Sure. I wasn't expecting a 100% matching result, and I wasn't expecting 2x speed with double the cards, since I understand not everything can be perfectly parallel.

I wasn't expecting such a performance drop, either . It's true that oclHashcat-lite was a different program, but since it was merged into oclHashcat I was hoping for the performance to be more-or-less the same.

I was able to retrieve a copy of oclHashcat-lite 0.15 and it scores about 370MH/s in benchmark mode; so I guess it's actually a an oclHashcat vs oclHashcat-lite difference.


(02-24-2014, 02:04 PM)epixoip Wrote:
(02-24-2014, 01:51 PM)afra Wrote: And about the speed: I think you're unfair to me :-) I wanted a) a very stable system that could be left unattended, and b) a system which cracked sha512crypt hashes effectively. AFAIK Nvidia is as fast as AMD regarding sha512 hashes.

"a" was a valid point several years ago, but nowadays amd gpus are just as stable and reliable on linux as nvidia gpus. as for "b", no, nvidia is not as fast as amd on sha512 hashes. even with the 55% loss in 64-bit performance compared to previous generations, the R9 290X is twice as fast on sha512 as your Tesla at 1/5th the price.

In our scenario, reliability is king. I won't enter into details, but we needed something that we could put in a remote data center and just call the support if something bad happened. We looked for somebody who could provide us with a fully supported ATI based cracking box, but we were not able to find one.

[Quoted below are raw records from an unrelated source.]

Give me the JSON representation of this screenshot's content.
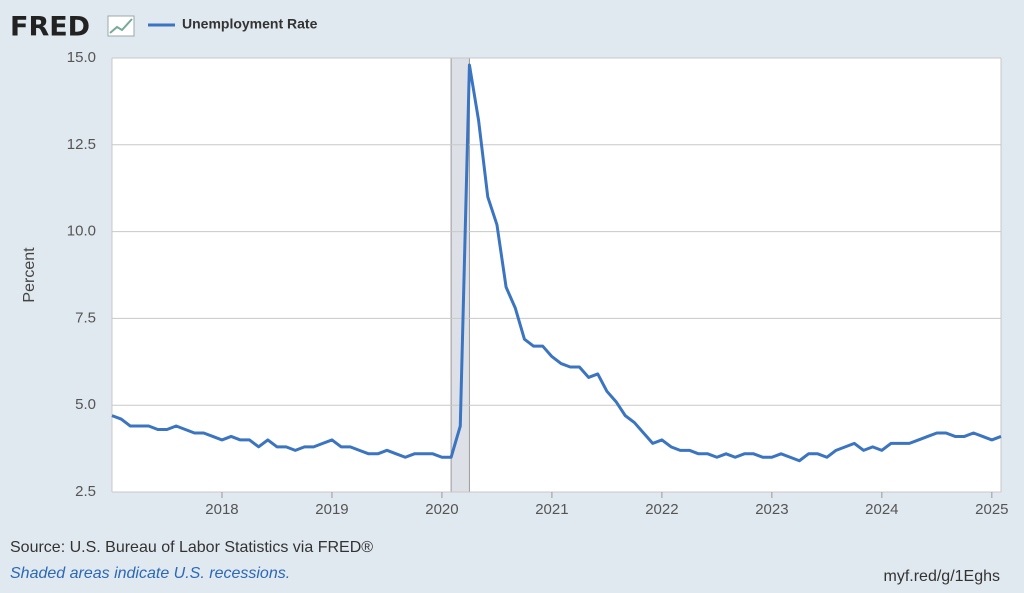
{
  "logo": "FRED",
  "source": "Source: U.S. Bureau of Labor Statistics via FRED®",
  "note": "Shaded areas indicate U.S. recessions.",
  "link": "myf.red/g/1Eghs",
  "chart_data": {
    "type": "line",
    "y_label": "Percent",
    "x": [
      "2017-01",
      "2017-02",
      "2017-03",
      "2017-04",
      "2017-05",
      "2017-06",
      "2017-07",
      "2017-08",
      "2017-09",
      "2017-10",
      "2017-11",
      "2017-12",
      "2018-01",
      "2018-02",
      "2018-03",
      "2018-04",
      "2018-05",
      "2018-06",
      "2018-07",
      "2018-08",
      "2018-09",
      "2018-10",
      "2018-11",
      "2018-12",
      "2019-01",
      "2019-02",
      "2019-03",
      "2019-04",
      "2019-05",
      "2019-06",
      "2019-07",
      "2019-08",
      "2019-09",
      "2019-10",
      "2019-11",
      "2019-12",
      "2020-01",
      "2020-02",
      "2020-03",
      "2020-04",
      "2020-05",
      "2020-06",
      "2020-07",
      "2020-08",
      "2020-09",
      "2020-10",
      "2020-11",
      "2020-12",
      "2021-01",
      "2021-02",
      "2021-03",
      "2021-04",
      "2021-05",
      "2021-06",
      "2021-07",
      "2021-08",
      "2021-09",
      "2021-10",
      "2021-11",
      "2021-12",
      "2022-01",
      "2022-02",
      "2022-03",
      "2022-04",
      "2022-05",
      "2022-06",
      "2022-07",
      "2022-08",
      "2022-09",
      "2022-10",
      "2022-11",
      "2022-12",
      "2023-01",
      "2023-02",
      "2023-03",
      "2023-04",
      "2023-05",
      "2023-06",
      "2023-07",
      "2023-08",
      "2023-09",
      "2023-10",
      "2023-11",
      "2023-12",
      "2024-01",
      "2024-02",
      "2024-03",
      "2024-04",
      "2024-05",
      "2024-06",
      "2024-07",
      "2024-08",
      "2024-09",
      "2024-10",
      "2024-11",
      "2024-12",
      "2025-01",
      "2025-02"
    ],
    "series": [
      {
        "name": "Unemployment Rate",
        "color": "#3b74c0",
        "values": [
          4.7,
          4.6,
          4.4,
          4.4,
          4.4,
          4.3,
          4.3,
          4.4,
          4.3,
          4.2,
          4.2,
          4.1,
          4.0,
          4.1,
          4.0,
          4.0,
          3.8,
          4.0,
          3.8,
          3.8,
          3.7,
          3.8,
          3.8,
          3.9,
          4.0,
          3.8,
          3.8,
          3.7,
          3.6,
          3.6,
          3.7,
          3.6,
          3.5,
          3.6,
          3.6,
          3.6,
          3.5,
          3.5,
          4.4,
          14.8,
          13.2,
          11.0,
          10.2,
          8.4,
          7.8,
          6.9,
          6.7,
          6.7,
          6.4,
          6.2,
          6.1,
          6.1,
          5.8,
          5.9,
          5.4,
          5.1,
          4.7,
          4.5,
          4.2,
          3.9,
          4.0,
          3.8,
          3.7,
          3.7,
          3.6,
          3.6,
          3.5,
          3.6,
          3.5,
          3.6,
          3.6,
          3.5,
          3.5,
          3.6,
          3.5,
          3.4,
          3.6,
          3.6,
          3.5,
          3.7,
          3.8,
          3.9,
          3.7,
          3.8,
          3.7,
          3.9,
          3.9,
          3.9,
          4.0,
          4.1,
          4.2,
          4.2,
          4.1,
          4.1,
          4.2,
          4.1,
          4.0,
          4.1
        ]
      }
    ],
    "recessions": [
      [
        "2020-02",
        "2020-04"
      ]
    ],
    "recession_color": "#dde1e7",
    "xlim": [
      "2017-01",
      "2025-02"
    ],
    "xticks": [
      {
        "value": "2018-01",
        "label": "2018"
      },
      {
        "value": "2019-01",
        "label": "2019"
      },
      {
        "value": "2020-01",
        "label": "2020"
      },
      {
        "value": "2021-01",
        "label": "2021"
      },
      {
        "value": "2022-01",
        "label": "2022"
      },
      {
        "value": "2023-01",
        "label": "2023"
      },
      {
        "value": "2024-01",
        "label": "2024"
      },
      {
        "value": "2025-01",
        "label": "2025"
      }
    ],
    "ylim": [
      2.5,
      15
    ],
    "yticks": [
      2.5,
      {
        "value": 5,
        "label": "5.0"
      },
      7.5,
      {
        "value": 10,
        "label": "10.0"
      },
      12.5,
      {
        "value": 15,
        "label": "15.0"
      }
    ],
    "grid": true
  }
}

The most famous company which specializes in GPU hardware and would provide us with a Radon based solution, for example (I'm not saying the name since I don't know whether I'm allowed to), gave us just a 1-year warranty for graphic cards, and the hardware support said that we had to send back the whole server to them for repairs.

On the contrary we were able to find a 5-year-warranty Tesla box with 24x7 support that gives us the warranty of an on-site intervention and an hardware fix within 8 hours. Moreover, the 4x Radeon 7970 box would have been faster, but the total system price was in the same range (+/- 1.000 EUR) of the Tesla K20m. Sounds strange? If I can remember it right, the Radeon company told us that the high price was because they hand-picked the most reliable 7970 cards for the task and they adopted a custom cooling system.

I knew that the Tesla were slower, price-wise, than the Radeon solutions: I just didn't think that they were THAT slow, based on the benchmarks that were available to me at the time.

Anyway, everything seems normal and there's not so much space for improvement unless new versions of oclHashcat get better; I'll try running a matching benchmark on oclHashcat and oclHashcat-lite and maybe opening a ticket to the authors explaining the notable difference (maybe it's just a small glitch that wasn't highlighted since cuda is a bit of second-class citizen in oclHashcat).

Thank you for your explanations and support!